In 2019 the CRC Energy Efficiency Scheme (CRC), was replaced by Streamlined Energy and Carbon Reporting (SECR).

SECR

SECR is part of a package of changes announced by the Government which aims to reduce the burden of the current suite of reporting requirements while further incentivising energy efficiency and reducing carbon emissions.

SECR replaced CRC with a simpler reporting framework that builds on the existing mandatory reporting of greenhouse gas emissions by UK quoted companies and the Energy Savings Opportunity Scheme (ESOS). Annual energy use will now have to be included in the annual Director’s Report and be subject to the same external auditing as the company’s financial statement.

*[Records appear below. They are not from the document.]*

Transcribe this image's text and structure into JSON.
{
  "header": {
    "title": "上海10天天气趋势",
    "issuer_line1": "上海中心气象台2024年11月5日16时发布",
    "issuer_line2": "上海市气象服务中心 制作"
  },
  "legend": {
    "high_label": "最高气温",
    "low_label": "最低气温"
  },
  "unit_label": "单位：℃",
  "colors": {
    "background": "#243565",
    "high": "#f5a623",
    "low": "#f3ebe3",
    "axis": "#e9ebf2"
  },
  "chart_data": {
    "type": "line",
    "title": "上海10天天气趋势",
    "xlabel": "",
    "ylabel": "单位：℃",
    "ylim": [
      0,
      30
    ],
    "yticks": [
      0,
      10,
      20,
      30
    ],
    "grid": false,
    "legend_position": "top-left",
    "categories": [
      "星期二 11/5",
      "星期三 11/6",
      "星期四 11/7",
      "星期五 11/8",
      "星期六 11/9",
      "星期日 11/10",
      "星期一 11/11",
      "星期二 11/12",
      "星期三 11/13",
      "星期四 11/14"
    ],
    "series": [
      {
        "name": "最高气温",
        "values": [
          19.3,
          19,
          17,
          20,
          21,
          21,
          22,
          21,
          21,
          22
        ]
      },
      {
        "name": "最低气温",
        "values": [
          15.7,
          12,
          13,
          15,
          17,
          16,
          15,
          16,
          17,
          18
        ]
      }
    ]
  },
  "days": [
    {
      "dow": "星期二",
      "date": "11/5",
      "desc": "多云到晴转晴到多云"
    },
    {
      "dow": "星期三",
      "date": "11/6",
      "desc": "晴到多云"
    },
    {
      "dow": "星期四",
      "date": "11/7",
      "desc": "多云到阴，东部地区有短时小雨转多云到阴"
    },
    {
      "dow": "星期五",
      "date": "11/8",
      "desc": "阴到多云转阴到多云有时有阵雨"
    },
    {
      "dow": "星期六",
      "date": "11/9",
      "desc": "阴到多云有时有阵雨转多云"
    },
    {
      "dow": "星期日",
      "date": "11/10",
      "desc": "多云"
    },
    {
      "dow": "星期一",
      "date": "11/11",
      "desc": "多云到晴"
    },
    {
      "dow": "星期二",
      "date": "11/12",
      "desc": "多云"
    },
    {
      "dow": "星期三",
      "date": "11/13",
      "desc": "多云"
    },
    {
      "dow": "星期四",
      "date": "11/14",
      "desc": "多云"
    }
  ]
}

All quoted and large unquoted UK companies qualify for SECR. The definition of a ‘large’ company is similar to that for ESOS. It is companies with:

  • More than 250 employees
  • Annual turnover greater than £36m or an annual balance sheet greater than £18m

 

Approximately, 11,900 companies were impacted by these new reporting requirements.

The major difference between CRC and SECR is that both Scope 1 and 2 emissions are reported. In addition to gas and electricity consumption, emissions arising from fleet fuel, generator fuel and refrigerants will be included.

Companies will also have to report on energy efficiency actions taken over the past year. This will encourage companies to take measures to reduce energy consumption. Any reduction in energy consumption comes straight off the bottom line and will increase profitability rather than having to chase more sales.

Historically a substantial amount of revenue has been generated by CRC – between 7% and 10% of a company’s energy spend. From 1st April 2019 the Climate Change Levy (CCL) applied to all business electricity, gas and solid fuel use is increasing significantly. This is primarily to offset the loss in revenue that the government will suffer as the CRC scheme comes to an end next year. CCL (Climate Change Levy) dramatically increased by 45% for electricity and 67% for gas. 

Source: https://www.gov.uk/guidance/climate-change-levy-application-rates-and-exemptions#main-rates

CCL is charged on kWh consumption rather than carbon emissions (which was the case with CRC). With the decarbonisation of the grid, this will bring the focus back to raw kWh energy savings.

SECR does present compliance risk. However, that can easily be turned into an opportunity that will lead to reduced energy costs, carbon emissions and financial gain.